En la historia de nuestra ciudad existen capítulos que no debieron ocurrir. Uno de los más aciagos es el llamado pequeño exterminio ocurrido el 13, 14 y 15 de mayo de 1911, cuando cientos de chino-mexicanos fueron asesinados aquí en Torreón. El contexto es el siguiente: desde 1895, miles de ciudadanos chinos habían llegado a México. Con disciplina y esfuerzo, no pocos de ellos habían logrado prosperar. En nuestra ciudad la comunidad china estaba formada por unas seiscientas personas que se dedicaban a cultivar hortalizas y al comercio. El 13 de mayo de ese año las tropas revolucionarias se preparaban para tomar la ciudad, mientras las tropas federales se alistaban para defenderla. Durante tres días, los revolucionarios insultaron y despojaron de sus pertenencias a los ciudadanos chinos y asesinaron a 303 de ellos.

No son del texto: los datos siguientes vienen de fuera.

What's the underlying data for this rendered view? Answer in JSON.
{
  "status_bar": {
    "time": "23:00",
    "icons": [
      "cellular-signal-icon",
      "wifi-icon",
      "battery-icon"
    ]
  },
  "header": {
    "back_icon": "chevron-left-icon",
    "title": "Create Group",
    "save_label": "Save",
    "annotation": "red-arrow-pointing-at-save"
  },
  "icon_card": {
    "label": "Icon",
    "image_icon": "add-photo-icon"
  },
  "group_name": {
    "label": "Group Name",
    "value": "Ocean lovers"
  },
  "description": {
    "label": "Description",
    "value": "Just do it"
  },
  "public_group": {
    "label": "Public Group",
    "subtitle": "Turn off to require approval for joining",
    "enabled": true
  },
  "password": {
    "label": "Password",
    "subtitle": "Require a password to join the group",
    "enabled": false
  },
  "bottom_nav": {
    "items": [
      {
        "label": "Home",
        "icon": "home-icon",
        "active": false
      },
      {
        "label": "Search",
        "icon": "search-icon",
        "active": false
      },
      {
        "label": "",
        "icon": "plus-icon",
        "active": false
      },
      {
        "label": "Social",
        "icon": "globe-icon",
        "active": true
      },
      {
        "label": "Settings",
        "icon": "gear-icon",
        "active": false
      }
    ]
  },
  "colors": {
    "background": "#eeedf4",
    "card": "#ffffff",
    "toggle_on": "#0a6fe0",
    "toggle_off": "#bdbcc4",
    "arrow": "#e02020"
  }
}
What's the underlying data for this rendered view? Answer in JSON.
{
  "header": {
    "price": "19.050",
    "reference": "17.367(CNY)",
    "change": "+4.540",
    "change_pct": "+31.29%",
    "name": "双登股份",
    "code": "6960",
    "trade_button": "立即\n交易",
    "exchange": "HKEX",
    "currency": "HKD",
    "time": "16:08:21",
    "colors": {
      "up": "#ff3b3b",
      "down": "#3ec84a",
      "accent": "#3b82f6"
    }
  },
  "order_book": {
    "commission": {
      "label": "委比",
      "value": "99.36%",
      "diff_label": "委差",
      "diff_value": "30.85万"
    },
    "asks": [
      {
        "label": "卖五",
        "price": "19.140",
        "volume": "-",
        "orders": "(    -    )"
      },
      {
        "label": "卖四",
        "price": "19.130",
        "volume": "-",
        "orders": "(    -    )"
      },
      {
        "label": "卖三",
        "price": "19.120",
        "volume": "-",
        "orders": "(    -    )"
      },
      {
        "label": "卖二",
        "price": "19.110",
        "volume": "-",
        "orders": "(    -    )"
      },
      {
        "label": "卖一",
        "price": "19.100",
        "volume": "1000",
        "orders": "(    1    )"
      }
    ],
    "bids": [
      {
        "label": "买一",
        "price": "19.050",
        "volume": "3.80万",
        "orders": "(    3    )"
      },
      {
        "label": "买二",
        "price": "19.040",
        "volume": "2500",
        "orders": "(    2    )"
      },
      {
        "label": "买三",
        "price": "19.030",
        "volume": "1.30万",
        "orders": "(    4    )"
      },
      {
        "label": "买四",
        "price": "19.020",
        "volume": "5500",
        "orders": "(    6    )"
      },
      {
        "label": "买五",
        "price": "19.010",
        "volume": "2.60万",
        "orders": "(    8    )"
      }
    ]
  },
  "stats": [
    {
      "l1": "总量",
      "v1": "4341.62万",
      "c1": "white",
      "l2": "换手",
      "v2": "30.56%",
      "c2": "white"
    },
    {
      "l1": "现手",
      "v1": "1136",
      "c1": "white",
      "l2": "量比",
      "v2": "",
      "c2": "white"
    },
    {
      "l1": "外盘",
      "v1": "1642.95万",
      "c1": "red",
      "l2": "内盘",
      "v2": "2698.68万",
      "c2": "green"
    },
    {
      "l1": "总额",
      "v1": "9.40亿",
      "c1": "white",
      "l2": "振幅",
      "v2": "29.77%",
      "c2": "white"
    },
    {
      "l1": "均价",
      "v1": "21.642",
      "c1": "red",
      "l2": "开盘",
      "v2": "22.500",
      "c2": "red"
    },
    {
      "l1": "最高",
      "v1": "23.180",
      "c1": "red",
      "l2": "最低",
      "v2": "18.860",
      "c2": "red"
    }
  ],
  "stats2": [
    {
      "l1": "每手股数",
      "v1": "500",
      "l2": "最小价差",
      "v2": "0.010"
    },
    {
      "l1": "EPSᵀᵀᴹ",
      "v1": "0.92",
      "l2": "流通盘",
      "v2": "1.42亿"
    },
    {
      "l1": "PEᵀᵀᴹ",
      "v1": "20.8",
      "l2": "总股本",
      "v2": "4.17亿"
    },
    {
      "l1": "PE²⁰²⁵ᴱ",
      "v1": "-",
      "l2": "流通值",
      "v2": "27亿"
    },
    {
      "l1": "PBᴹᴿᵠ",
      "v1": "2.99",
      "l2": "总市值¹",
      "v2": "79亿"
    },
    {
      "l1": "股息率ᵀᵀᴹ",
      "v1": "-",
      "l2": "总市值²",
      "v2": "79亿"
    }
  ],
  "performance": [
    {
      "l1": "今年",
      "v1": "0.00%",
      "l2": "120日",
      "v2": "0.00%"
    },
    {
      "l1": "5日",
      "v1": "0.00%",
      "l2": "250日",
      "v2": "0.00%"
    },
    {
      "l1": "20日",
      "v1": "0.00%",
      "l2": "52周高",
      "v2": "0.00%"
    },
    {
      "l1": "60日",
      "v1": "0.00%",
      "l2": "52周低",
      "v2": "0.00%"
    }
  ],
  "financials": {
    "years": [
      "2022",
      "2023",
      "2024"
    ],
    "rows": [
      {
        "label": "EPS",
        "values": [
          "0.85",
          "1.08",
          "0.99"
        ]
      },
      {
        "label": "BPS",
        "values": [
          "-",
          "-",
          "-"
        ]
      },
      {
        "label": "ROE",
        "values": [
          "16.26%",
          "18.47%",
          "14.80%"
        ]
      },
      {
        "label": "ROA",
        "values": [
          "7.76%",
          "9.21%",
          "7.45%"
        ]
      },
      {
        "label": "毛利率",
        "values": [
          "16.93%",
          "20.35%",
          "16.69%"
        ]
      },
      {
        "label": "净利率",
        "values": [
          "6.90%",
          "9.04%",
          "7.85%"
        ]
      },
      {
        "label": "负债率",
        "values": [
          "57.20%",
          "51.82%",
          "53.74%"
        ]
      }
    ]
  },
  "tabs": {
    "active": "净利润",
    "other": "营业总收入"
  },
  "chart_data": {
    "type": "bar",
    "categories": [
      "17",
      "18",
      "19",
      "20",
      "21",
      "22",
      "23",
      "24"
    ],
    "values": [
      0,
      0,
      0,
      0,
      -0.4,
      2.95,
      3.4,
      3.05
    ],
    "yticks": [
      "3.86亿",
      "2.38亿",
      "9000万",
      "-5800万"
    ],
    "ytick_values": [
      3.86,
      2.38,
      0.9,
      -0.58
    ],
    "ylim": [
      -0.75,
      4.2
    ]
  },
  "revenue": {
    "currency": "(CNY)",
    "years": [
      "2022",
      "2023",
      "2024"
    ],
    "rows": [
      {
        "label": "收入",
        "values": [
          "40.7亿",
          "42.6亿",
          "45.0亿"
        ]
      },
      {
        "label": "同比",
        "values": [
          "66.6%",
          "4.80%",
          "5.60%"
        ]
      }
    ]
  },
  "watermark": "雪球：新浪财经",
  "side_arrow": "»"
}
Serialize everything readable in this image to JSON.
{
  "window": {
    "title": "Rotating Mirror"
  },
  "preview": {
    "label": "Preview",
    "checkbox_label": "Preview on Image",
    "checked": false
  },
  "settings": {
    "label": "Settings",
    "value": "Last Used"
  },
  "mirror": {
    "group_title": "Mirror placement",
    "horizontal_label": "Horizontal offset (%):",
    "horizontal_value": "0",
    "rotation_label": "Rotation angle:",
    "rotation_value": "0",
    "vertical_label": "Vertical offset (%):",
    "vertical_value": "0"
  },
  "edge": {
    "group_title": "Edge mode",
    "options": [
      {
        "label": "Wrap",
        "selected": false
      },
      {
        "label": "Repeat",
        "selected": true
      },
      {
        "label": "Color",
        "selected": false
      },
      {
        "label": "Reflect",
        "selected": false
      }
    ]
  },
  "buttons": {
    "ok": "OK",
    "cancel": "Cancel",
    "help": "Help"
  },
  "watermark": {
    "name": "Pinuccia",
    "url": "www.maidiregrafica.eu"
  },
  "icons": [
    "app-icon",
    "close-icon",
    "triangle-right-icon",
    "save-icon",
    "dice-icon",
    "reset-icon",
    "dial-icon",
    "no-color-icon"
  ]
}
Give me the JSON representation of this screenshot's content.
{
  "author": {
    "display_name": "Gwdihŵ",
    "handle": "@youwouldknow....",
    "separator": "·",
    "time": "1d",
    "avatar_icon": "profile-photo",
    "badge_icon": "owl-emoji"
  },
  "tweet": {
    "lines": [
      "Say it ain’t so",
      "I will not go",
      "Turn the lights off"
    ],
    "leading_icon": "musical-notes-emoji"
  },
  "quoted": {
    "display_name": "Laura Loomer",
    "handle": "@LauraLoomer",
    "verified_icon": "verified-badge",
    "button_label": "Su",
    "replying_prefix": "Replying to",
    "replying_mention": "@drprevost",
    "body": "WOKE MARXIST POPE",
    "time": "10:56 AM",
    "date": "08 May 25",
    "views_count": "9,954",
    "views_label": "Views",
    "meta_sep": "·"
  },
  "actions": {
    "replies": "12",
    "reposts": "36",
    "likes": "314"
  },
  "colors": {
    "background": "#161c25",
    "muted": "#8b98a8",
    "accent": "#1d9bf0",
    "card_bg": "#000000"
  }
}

No se trató, como algunos han dicho, de un brote de violencia aislado, sino de la materialización de una política de odio que llevaba años gestándose. Una política alentada por el Estado. Por eso, a 110 años de los hechos, es digna de aplaudirse la decisión del Presidente Andrés Manuel López Obrador de pedir perdón por los agravios el 17 de mayo aquí en Torreón, en una emotiva ceremonia en donde estuvieron presentes el embajador de China ante México, Zhu Qingqiao, así como destacados miembros de la comunidad china en nuestro país.

Una de las participantes fue la Doctora Mónica Cinco Basurto, especialista en el tema de la comunidad china en México. En un emotivo mensaje, Cinco Basurto recordó que, si bien la matanza de Torreón duró tres días, el antichinismo se extendió por décadas en nuestro país. Bajo los falsos argumentos de que los chinos desplazaban de los empleos a los mexicanos, abarataban los trabajos, contaminaban la salud pública y engendraban hijos racialmente inferiores, la campaña negra halló su período más álgido entre 1911 y 1934. Fueron años de odio institucionalizado en que agredía no sólo a los orientales, también a las mexicanas que se casaban con un chino, como ocurrió a la abuela de la doctora Cinco Basurto. Cientos de mexicanas consideradas chinas por matrimonio fueron repatriadas a China, donde permanecieron por más de 30 años sin poder regresar por falta de documentos. “Reconocer que el Estado mexicano se equivocó significa también visibilizar que los chinos, y sobre todo sus descendientes, seguimos estando aquí y que todos los días trabajamos para hacer de nuestras comunidades un lugar mejor desde lo que somos: orgullosos mexicanos de ascendencia china”, dijo la doctora.

Después tocó a Don Sergio Ley López, embajador emérito de México ante la República Popular de China, exponer las razones por las que el desagravio era más que necesario: “Recordar. Comprender. Perdonar. Tres grandes verbos de nuestra lengua que nos reúnen esta mañana”, dijo Don Sergio en un mensaje cuya conclusión fue: “Reconstruir nuestros vínculos centenarios con el mundo asiático que se rompieron a principios del siglo pasado es una tarea y un compromiso del presente. El rostro activo del perdón”.

Fue el Presidente López Obrador quien mencionó una de esas formas activas en que el perdón se traduce. Un regalo de vida de China para México: el envío de millones de insumos para combatir el Covid-19, desde caretas y cubrebocas en la fase inicial de la pandemia, hasta los millones de dosis de vacunas CanSino con las que los maestros de nuestro país, incluidos miles de profesores laguneros, han sido inoculados. Podría decirse que, en cierta forma, llevan en la sangre la evidencia del perdón.

Quiero decir desde Torreón: nunca vamos a olvidar la fraternidad de China en los meses amargos de la pandemia, dijo el Presidente, y aprovechó para recomendar La casa del dolor ajeno, contundente crónica de trescientas páginas escrita por Julián Herbert. El libro, publicado en 2015 por Random House, abreva de muchas fuentes en busca de las causas de la masacre, desde el pasado remoto hasta nuestros días. Sin duda una lectura imprescindible para recordar y comprender un capítulo de nuestra historia que nunca más debe repetirse.